The semantic database comprises at least one description normalization word, and each description normalization word in the at least one description normalization word corresponds to at least one image feature description word; and a plurality of image feature descriptors corresponding to the same description normalization word are mutually similar words.

6. The apparatus of claim 5, wherein,

the fourth processing module includes:

the third processing sub-module is used for determining expression characteristic parameters associated with the target virtual image according to the image characteristic descriptors;

the fifth processing module includes:

and the fourth processing sub-module is used for adjusting the head pose and the face key point pose of the target virtual image according to the expression characteristic parameters so as to enable the target virtual image to present the image conforming to the generating instruction.

7. The apparatus of claim 5, wherein,

the fourth processing module includes:

a fifth processing sub-module, configured to determine, according to the avatar feature descriptor, a speech feature parameter associated with the target avatar, where the speech feature parameter includes a sound feature parameter and a speech resource parameter;

the fifth processing module includes:

and the sixth processing sub-module is used for adjusting the sound characteristics of the target virtual image according to the sound characteristic parameters so that the target virtual image plays the speaking contents indicated by the speaking resource parameters based on the adjusted sound characteristics.

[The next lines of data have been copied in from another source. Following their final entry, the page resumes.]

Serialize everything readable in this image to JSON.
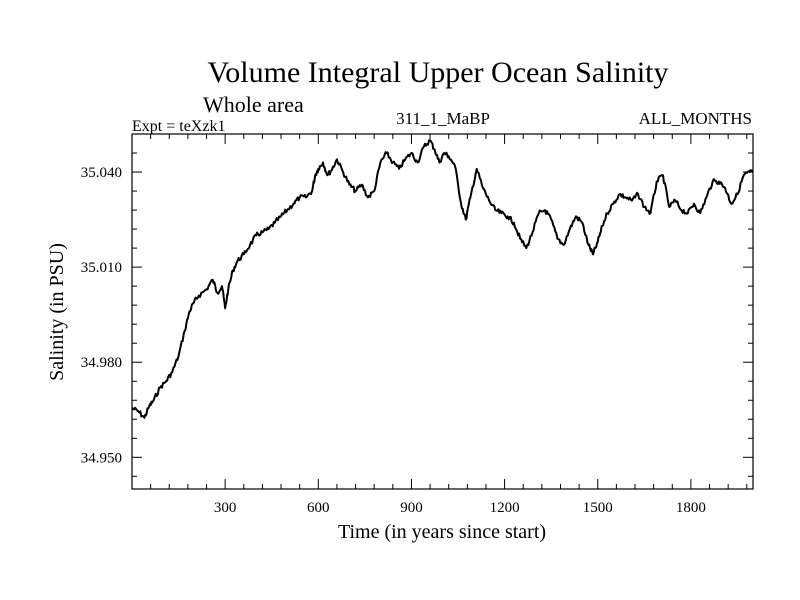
{
  "chart_data": {
    "type": "line",
    "title": "Volume Integral Upper Ocean Salinity",
    "subtitle": "Whole area",
    "left_label": "Expt = teXzk1",
    "center_label": "311_1_MaBP",
    "right_label": "ALL_MONTHS",
    "xlabel": "Time (in years since start)",
    "ylabel": "Salinity (in PSU)",
    "xlim": [
      0,
      2000
    ],
    "ylim": [
      34.94,
      35.052
    ],
    "x_ticks": [
      300,
      600,
      900,
      1200,
      1500,
      1800
    ],
    "x_tick_labels": [
      "300",
      "600",
      "900",
      "1200",
      "1500",
      "1800"
    ],
    "y_ticks": [
      34.95,
      34.98,
      35.01,
      35.04
    ],
    "y_tick_labels": [
      "34.950",
      "34.980",
      "35.010",
      "35.040"
    ],
    "series": [
      {
        "name": "salinity",
        "color": "#000000",
        "x": [
          0,
          20,
          40,
          55,
          70,
          90,
          110,
          130,
          150,
          170,
          185,
          200,
          215,
          240,
          260,
          275,
          290,
          300,
          310,
          325,
          340,
          360,
          380,
          400,
          420,
          440,
          460,
          480,
          500,
          520,
          540,
          560,
          580,
          590,
          600,
          615,
          630,
          645,
          660,
          680,
          700,
          720,
          740,
          760,
          780,
          800,
          820,
          840,
          860,
          880,
          900,
          920,
          940,
          960,
          975,
          990,
          1005,
          1020,
          1040,
          1060,
          1075,
          1090,
          1110,
          1130,
          1150,
          1170,
          1190,
          1210,
          1230,
          1250,
          1270,
          1290,
          1310,
          1330,
          1350,
          1370,
          1390,
          1410,
          1430,
          1450,
          1470,
          1485,
          1500,
          1515,
          1530,
          1550,
          1570,
          1590,
          1610,
          1630,
          1650,
          1670,
          1690,
          1710,
          1730,
          1750,
          1770,
          1790,
          1810,
          1830,
          1850,
          1870,
          1890,
          1910,
          1930,
          1950,
          1970,
          1990,
          2000
        ],
        "y": [
          34.9655,
          34.9645,
          34.9625,
          34.966,
          34.968,
          34.972,
          34.974,
          34.977,
          34.982,
          34.99,
          34.996,
          34.999,
          35.001,
          35.003,
          35.006,
          35.002,
          35.004,
          34.997,
          35.003,
          35.009,
          35.012,
          35.014,
          35.017,
          35.02,
          35.021,
          35.022,
          35.024,
          35.026,
          35.028,
          35.03,
          35.032,
          35.032,
          35.034,
          35.039,
          35.041,
          35.043,
          35.039,
          35.041,
          35.044,
          35.04,
          35.036,
          35.034,
          35.036,
          35.032,
          35.034,
          35.043,
          35.046,
          35.043,
          35.041,
          35.044,
          35.046,
          35.043,
          35.048,
          35.05,
          35.047,
          35.043,
          35.046,
          35.045,
          35.042,
          35.03,
          35.025,
          35.032,
          35.041,
          35.035,
          35.031,
          35.028,
          35.027,
          35.026,
          35.024,
          35.019,
          35.016,
          35.021,
          35.027,
          35.028,
          35.025,
          35.019,
          35.017,
          35.022,
          35.026,
          35.024,
          35.017,
          35.014,
          35.018,
          35.023,
          35.027,
          35.03,
          35.033,
          35.032,
          35.031,
          35.033,
          35.029,
          35.027,
          35.037,
          35.039,
          35.029,
          35.031,
          35.028,
          35.027,
          35.03,
          35.027,
          35.032,
          35.037,
          35.037,
          35.035,
          35.03,
          35.033,
          35.039,
          35.04,
          35.04
        ]
      }
    ]
  }
}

8. The apparatus of claim 5, wherein,

the fourth processing module includes:

a seventh processing sub-module for determining display parameters associated with the target avatar according to the avatar characteristic descriptor;

the fifth processing module includes:

an eighth processing sub-module, configured to obtain, according to the display parameter, a grooming material indicated by the display parameter from a preset image resource library; and

and a ninth processing sub-module, configured to apply the grooming material to the target avatar, so that the target avatar presents an avatar conforming to the generating instruction.

9. An electronic device, comprising:

at least one processor; and

a memory communicatively coupled to the at least one processor; wherein,,

the memory stores instructions executable by the at least one processor to enable the at least one processor to perform the method of any one of claims 1-4.

10. A non-transitory computer readable storage medium storing computer instructions for causing the computer to perform the method of any one of claims 1-4.